Ce magistrat a rendu compte des plaidoiries dans le délibéré de la cour, composée de :
Monsieur Jean-Michel SOMMER, président,
Madame Véronique CATRY, conseiller,
Madame Maïté GRISON-PASCAIL, conseiller,
Greffier, lors des débats : Madame Agnès MARIE,
FAITS ET PRETENTIONS DES PARTIES
L’association culturelle et cultuelle Indofrançaise Jaffary ( l’ACCIJ) est propriétaire d’un immeuble situé à XXX, qui constitue notamment un lieu de culte.
L’immeuble est assuré auprès de la société AXA France Iard (la société Axa) et l’activité de l’association est couverte par un contrat 'multiriques professionnels', souscrit auprès du même assureur.
Suivant un devis du 17 juillet 2014, accepté le 21 juillet 2014, l’ACCIJ a confié à la société Etablissements Thoison (la société Thoison), assurée auprès de la société Generali au titre de sa responsabilité civile professionnelle et de sa responsabilité décennale, la réfection totale de l’étanchéité de la toiture terrasse de l’immeuble, pour un coût de 135 280,01 euros TTC.
La société Thoison a fait intervenir sur le chantier la société BEM en qualité d’entreprise sous-traitante.
La société BEM est assurée auprès de la société MAAF Assurance (la MAAF).
Le 19 août 2014, un incendie est survenu sur le toit terrasse.
L’ACCIJ a déclaré le sinistre à son assureur le 22 août 2014.
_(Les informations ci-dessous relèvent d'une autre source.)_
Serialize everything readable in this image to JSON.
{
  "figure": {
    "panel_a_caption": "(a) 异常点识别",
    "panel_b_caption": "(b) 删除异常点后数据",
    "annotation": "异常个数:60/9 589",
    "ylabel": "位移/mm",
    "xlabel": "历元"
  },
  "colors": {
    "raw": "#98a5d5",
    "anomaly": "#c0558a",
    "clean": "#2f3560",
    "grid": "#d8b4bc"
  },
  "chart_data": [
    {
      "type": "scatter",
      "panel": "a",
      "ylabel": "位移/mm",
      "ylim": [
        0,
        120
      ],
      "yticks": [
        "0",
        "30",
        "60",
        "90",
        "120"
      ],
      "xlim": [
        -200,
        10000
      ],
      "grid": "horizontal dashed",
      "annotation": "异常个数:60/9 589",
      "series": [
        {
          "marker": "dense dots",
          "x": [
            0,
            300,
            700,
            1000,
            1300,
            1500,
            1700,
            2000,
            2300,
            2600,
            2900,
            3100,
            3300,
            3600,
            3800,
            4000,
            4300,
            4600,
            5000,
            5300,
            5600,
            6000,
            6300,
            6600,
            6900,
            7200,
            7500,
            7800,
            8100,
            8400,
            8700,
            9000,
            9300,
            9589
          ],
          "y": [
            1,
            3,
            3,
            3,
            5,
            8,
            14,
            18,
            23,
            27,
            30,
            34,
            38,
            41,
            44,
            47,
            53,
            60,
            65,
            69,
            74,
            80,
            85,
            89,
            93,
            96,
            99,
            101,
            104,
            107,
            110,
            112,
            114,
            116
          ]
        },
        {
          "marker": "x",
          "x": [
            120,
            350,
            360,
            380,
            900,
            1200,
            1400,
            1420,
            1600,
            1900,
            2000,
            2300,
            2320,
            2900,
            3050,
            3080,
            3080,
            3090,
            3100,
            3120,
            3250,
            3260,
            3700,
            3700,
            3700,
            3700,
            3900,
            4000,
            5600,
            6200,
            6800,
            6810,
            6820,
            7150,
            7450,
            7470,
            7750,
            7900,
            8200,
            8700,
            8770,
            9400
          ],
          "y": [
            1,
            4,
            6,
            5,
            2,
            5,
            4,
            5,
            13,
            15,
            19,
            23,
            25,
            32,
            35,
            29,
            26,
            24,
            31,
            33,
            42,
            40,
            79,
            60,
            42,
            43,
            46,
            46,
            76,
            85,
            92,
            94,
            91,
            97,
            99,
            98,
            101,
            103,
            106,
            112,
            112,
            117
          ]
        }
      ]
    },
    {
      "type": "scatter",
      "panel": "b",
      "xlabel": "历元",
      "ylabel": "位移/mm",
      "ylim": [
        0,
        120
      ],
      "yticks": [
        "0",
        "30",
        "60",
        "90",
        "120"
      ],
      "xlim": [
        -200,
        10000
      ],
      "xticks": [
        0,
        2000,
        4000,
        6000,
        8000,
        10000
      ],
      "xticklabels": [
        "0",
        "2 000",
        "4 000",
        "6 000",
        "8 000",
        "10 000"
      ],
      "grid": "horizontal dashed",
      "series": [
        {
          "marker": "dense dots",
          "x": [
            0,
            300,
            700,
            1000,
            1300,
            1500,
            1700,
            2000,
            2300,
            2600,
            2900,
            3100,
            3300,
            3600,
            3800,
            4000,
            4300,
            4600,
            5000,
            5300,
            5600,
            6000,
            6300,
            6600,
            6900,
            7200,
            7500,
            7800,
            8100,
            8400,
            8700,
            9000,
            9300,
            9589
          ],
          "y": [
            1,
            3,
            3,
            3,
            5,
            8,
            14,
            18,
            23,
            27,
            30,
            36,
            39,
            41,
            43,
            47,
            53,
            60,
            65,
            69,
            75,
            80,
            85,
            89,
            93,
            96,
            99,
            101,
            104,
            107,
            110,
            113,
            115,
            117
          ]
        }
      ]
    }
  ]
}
La société AXA a mandaté son expert, M. Y, du cabinet X, qui s’est rendu sur place et qui a établi le 26 août 2014 un rapport de 'reconnaissance incendie'.
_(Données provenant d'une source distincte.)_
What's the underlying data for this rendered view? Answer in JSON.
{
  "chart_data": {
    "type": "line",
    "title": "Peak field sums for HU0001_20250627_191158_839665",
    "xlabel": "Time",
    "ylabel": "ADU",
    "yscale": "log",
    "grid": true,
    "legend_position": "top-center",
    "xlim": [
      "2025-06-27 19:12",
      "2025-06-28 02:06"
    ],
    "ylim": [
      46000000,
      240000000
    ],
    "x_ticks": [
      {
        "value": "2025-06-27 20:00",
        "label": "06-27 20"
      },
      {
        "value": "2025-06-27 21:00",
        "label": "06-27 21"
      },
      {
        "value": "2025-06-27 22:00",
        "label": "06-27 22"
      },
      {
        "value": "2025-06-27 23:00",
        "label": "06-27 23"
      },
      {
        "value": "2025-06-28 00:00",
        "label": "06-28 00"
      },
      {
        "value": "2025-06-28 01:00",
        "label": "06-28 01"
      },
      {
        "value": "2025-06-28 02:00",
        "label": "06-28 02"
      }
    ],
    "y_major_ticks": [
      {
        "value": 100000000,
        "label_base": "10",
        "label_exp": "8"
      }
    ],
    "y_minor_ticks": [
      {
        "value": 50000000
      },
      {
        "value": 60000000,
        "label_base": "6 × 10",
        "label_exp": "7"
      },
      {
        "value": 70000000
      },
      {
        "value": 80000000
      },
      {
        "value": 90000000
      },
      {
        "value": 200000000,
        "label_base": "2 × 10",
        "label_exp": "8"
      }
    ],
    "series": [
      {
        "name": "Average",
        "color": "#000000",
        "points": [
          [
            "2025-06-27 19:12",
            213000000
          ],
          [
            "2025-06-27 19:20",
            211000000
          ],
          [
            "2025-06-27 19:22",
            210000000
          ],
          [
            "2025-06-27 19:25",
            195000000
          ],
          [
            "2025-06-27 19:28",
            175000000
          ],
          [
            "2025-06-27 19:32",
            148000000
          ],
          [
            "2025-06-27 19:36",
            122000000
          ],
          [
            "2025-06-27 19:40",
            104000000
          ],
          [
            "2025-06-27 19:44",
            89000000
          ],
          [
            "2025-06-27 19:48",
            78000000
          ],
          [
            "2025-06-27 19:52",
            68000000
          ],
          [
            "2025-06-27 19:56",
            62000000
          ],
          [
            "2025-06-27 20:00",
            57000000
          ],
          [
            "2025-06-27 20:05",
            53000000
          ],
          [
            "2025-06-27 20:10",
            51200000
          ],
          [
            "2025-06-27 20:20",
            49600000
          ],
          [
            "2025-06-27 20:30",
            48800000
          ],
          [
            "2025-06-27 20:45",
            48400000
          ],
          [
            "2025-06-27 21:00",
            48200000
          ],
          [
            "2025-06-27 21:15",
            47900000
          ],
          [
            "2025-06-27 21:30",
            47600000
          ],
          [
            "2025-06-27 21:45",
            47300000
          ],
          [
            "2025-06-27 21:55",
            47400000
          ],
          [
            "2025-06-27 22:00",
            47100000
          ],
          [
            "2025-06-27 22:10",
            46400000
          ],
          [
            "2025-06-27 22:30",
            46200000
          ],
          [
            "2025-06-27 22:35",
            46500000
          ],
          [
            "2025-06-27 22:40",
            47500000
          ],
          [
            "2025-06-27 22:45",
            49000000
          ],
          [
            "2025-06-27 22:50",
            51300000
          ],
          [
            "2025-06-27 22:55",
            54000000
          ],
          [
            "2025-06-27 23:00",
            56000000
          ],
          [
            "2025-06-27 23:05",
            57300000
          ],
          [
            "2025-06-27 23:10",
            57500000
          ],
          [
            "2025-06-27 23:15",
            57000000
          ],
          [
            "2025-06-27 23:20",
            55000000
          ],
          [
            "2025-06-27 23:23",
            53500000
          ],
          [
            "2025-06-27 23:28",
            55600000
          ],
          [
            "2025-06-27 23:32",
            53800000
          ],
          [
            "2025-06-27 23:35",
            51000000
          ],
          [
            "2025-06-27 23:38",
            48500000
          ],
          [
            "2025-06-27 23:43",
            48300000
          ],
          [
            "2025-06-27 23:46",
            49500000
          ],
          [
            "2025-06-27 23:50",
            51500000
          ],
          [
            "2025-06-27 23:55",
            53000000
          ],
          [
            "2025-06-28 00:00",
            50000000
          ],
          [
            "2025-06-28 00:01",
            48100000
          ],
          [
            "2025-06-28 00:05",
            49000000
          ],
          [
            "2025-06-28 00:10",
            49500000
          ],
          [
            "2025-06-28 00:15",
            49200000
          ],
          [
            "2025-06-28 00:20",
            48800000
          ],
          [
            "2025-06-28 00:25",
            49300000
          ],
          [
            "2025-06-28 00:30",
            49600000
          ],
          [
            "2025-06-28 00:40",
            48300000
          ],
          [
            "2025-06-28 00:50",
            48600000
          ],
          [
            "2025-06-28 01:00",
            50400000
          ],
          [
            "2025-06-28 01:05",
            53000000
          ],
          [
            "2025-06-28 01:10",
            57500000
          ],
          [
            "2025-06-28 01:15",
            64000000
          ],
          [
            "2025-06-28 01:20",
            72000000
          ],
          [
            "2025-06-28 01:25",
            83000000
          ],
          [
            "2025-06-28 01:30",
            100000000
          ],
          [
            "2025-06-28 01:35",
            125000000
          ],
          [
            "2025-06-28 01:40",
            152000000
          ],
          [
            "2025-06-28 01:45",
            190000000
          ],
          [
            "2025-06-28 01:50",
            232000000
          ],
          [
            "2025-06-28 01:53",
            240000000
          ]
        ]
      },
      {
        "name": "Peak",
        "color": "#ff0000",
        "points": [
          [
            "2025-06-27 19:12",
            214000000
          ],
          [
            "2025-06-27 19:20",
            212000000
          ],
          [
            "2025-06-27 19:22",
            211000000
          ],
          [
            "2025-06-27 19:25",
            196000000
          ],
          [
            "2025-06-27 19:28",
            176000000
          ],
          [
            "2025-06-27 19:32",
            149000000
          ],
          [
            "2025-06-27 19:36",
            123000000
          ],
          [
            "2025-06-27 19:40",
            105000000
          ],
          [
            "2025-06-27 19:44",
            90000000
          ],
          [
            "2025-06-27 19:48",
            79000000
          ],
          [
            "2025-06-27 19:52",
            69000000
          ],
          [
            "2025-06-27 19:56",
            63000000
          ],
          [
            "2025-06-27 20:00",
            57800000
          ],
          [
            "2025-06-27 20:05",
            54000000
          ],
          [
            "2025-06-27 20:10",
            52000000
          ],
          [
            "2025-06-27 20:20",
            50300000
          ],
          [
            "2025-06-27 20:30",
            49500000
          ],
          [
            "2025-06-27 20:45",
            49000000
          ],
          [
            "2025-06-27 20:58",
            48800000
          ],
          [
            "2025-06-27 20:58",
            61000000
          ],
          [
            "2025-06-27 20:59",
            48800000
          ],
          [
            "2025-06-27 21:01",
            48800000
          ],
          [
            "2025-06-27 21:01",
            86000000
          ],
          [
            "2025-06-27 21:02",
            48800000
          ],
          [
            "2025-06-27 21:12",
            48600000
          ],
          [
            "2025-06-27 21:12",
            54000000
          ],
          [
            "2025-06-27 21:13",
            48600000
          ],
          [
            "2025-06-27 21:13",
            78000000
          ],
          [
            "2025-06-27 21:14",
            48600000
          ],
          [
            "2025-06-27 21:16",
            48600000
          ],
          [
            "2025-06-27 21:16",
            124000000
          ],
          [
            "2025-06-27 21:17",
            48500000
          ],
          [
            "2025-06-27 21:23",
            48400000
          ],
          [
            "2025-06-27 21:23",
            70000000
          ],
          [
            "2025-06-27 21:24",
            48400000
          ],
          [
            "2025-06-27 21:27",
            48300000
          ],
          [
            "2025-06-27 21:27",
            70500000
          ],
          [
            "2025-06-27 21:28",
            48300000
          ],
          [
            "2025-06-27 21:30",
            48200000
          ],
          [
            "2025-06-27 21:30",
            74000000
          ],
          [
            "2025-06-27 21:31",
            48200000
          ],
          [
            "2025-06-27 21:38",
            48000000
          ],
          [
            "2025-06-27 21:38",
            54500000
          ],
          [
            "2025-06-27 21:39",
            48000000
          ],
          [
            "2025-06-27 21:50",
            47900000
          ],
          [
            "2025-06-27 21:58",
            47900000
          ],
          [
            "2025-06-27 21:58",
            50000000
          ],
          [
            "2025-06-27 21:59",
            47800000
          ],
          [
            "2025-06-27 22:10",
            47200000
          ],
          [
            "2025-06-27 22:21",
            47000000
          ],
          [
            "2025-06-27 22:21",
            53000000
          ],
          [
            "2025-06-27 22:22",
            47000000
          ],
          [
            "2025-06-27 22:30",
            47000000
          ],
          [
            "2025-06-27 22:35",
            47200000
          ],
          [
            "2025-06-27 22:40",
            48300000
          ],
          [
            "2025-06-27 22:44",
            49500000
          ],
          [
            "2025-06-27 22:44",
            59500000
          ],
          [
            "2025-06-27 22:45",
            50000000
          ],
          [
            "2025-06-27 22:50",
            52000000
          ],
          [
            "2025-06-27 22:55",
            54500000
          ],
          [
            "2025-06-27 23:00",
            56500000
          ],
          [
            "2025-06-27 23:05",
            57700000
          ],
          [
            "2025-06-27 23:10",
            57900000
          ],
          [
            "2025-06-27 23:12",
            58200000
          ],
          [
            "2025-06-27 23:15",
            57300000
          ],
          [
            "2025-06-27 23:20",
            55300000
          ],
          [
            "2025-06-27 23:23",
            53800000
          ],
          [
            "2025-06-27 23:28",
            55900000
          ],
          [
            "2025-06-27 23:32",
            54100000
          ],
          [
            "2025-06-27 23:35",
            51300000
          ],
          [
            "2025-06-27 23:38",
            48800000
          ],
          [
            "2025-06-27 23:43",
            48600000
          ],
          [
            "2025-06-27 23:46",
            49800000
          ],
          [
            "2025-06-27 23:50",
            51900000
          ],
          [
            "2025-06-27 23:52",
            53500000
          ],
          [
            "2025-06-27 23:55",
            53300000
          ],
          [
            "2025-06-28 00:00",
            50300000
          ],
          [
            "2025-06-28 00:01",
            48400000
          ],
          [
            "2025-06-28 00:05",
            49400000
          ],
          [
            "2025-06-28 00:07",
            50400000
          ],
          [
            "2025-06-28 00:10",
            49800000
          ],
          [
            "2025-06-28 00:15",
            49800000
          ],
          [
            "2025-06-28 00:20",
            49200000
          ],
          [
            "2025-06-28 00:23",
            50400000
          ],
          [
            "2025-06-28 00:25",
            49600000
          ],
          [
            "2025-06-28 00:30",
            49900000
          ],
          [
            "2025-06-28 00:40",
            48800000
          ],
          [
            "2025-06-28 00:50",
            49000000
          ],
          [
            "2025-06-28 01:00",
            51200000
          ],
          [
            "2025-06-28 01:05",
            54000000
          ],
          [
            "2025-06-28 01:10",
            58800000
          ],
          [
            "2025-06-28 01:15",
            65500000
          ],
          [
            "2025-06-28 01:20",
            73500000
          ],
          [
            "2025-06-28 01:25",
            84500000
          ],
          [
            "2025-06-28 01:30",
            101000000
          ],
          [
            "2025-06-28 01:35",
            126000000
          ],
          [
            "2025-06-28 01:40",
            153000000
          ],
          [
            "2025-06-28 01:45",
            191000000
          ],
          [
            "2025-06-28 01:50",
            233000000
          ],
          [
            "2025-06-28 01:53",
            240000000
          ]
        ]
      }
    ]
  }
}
Une réunion des parties concernées s’est tenue le 30 septembre 2014 sur les lieux du sinistre à l’issue de laquelle un procès-verbal de constatation a été dressé.
La société AXA a obtenu du juge des référés du tribunal de grande instance de Nanterre, par une ordonnance du 18 novembre 2014, la désignation d’un huissier de justice aux fins de constatations et d’un technicien chargé de donner son avis sur l’état du toit-terrasse et les dommages causés par l’incendie.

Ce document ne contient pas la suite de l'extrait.